When I initially arrived in Malindi and started following two of the organizations that I have introduced above, I was struck by the fact that almost all my interlocutors insisted that Malindi is a very peaceful place and that there are no conflicts along religious lines. Instead, most people seemed to be much more concerned with all sorts of problems that youth are involved in, that might corrupt their roles as upright (religious) community members and/or Kenyan citizens. These challenges include drug-abuse, engaging in immoral love or sexual relations, the possibility that youth are mobilized for conflict along ethnic or religious lines by politicians, the (potential) recruitment of youth into radical groups, and the killing of elders after witchcraft accusations. In various cases, even youth themselves would confirm these negative stereotypes that are often repeated in and outside CSOs in Malindi.

At a first glance, these observations seem to confirm the scholarly theories that I found to be too limited when I started my research project, that often see youth as possible perpetrators to violent conflict. However, during one particular fieldwork moment I realised that such a conclusion would be too short-sighted nevertheless. During a USA-funded anti-radicalization training given to youth by an Islamic civil society organization, a few youth cautiously raised some of the challenges they encounter as young Muslims within Malindi, which included continued harassment by security agents as well as difficulties obtaining an official ID, which you need to cast your vote during elections. During the training however, the facilitator insisted that it would be wrong to address such challenges within a mosque, as mosques are places where you are supposed to pray and recite the Qur’an, implying that mosques should not be used as a platform to discuss political issues. The facilitator subsequently strongly suggested that mosques that have been closed by the government in the past on accusations of spreading violent extremism have been rightfully closed, as political issues were most probably raised within those mosques, which is dangerous because this can lead to interreligious conflicts. This observation resonates with countless other experiences that I had in Malindi, in which youth are discouraged to make political claims that refer to religion or ethnicity, while an overarching Kenyan identity is emphasized instead.

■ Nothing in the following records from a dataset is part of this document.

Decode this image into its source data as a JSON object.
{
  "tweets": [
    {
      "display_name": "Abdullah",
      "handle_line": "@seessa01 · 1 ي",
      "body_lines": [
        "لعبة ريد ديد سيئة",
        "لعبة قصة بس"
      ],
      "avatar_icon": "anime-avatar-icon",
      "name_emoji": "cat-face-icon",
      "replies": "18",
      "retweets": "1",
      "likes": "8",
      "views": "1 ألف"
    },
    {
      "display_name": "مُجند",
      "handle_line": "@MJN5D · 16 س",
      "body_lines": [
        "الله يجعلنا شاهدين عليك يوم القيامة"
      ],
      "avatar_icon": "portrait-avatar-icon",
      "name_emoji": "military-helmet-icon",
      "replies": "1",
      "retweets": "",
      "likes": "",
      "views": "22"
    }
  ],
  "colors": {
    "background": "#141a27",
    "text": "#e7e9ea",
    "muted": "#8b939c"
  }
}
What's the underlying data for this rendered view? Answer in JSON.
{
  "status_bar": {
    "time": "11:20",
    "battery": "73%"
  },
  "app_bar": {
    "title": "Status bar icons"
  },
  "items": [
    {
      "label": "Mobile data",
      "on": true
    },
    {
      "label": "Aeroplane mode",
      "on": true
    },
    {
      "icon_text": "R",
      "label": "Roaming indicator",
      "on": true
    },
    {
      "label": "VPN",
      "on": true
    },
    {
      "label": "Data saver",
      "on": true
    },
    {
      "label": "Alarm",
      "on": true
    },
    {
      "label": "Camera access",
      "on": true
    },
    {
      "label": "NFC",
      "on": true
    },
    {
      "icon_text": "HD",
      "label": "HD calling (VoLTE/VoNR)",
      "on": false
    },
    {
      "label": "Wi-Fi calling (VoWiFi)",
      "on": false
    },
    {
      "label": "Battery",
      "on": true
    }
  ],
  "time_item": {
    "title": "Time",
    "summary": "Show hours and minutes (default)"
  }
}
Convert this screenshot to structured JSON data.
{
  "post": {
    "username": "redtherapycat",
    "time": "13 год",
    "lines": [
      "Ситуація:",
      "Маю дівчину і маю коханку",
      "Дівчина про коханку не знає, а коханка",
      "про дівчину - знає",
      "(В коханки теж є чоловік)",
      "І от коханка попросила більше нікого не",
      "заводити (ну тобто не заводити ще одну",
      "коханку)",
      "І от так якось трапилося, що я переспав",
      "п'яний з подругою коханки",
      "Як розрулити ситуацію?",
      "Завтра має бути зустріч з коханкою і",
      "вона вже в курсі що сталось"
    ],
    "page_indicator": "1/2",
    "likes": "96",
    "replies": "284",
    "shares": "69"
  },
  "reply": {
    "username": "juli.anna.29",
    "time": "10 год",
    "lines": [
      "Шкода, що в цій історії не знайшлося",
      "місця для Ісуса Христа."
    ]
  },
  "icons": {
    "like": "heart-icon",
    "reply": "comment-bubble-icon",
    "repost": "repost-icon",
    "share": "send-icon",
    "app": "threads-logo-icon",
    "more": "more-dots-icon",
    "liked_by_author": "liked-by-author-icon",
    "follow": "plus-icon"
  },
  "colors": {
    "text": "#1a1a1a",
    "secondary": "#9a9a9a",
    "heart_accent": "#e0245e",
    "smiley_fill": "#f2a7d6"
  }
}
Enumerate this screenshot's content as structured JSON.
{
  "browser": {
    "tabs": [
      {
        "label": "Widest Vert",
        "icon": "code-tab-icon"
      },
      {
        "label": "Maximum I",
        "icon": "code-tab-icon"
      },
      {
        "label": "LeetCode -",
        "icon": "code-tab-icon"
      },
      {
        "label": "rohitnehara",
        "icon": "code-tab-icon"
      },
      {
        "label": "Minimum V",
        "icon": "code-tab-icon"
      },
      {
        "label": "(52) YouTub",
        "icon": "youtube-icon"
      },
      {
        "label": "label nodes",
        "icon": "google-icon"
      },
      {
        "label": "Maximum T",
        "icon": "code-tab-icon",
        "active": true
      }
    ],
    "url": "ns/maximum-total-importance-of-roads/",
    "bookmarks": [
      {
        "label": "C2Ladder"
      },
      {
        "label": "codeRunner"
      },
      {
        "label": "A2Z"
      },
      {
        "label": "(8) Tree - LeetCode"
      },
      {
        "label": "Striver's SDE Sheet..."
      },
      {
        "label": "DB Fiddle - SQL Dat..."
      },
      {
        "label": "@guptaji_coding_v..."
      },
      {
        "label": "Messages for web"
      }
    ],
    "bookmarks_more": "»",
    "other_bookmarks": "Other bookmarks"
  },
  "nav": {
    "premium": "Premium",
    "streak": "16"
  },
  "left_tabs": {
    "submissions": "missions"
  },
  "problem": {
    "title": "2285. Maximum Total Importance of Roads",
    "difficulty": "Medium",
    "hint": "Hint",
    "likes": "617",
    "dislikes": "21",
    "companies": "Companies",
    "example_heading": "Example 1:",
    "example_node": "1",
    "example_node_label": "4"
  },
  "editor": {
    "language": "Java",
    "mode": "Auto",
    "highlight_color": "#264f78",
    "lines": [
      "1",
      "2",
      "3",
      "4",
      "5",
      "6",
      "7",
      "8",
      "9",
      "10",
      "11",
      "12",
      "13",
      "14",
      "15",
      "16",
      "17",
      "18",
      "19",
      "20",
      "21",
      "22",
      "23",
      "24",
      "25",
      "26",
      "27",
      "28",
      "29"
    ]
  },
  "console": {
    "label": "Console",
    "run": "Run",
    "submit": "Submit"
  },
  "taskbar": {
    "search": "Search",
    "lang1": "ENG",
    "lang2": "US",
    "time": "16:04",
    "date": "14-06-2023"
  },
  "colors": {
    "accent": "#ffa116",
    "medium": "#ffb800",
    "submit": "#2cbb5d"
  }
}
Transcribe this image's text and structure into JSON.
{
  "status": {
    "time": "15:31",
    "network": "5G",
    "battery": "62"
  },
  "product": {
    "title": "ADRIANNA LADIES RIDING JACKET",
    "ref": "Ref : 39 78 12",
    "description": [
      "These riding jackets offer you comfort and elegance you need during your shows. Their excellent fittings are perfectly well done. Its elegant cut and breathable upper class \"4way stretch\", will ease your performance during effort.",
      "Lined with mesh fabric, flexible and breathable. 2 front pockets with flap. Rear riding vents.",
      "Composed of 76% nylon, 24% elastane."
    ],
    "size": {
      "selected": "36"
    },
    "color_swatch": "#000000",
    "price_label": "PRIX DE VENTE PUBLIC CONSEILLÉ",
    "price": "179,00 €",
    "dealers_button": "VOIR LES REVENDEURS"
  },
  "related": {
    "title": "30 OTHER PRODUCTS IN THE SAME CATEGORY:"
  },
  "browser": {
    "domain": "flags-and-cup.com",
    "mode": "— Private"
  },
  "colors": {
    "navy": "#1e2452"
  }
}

These observations made me aware of the ways in which what could be seen as secular attitudes, namely (1) making a clear separation between religion and politics and (2) discouraging youth to make political claims along religious or ethnic lines, might perhaps unintentionally also function as a way to limit the possibilities that youth have to address legitimate issues that affect their lives. This line of reasoning may also partly explain why youth sometimes tend to confirm negative stereotypes about them, as their political space is generally rather limited. At the same time, the fear that youth go astray in various ways can and often does provide more powerful actors, such as politicians, religious leaders and CSOs, with incentives to give youth support and opportunities, such as the youth entrepreneurship trainings that are given by organization (1), that are aimed to counter radicalization. It is to this complex role that youth play in negotiations about peaceful interreligious co-existence that I want to devote more attention as my project continues.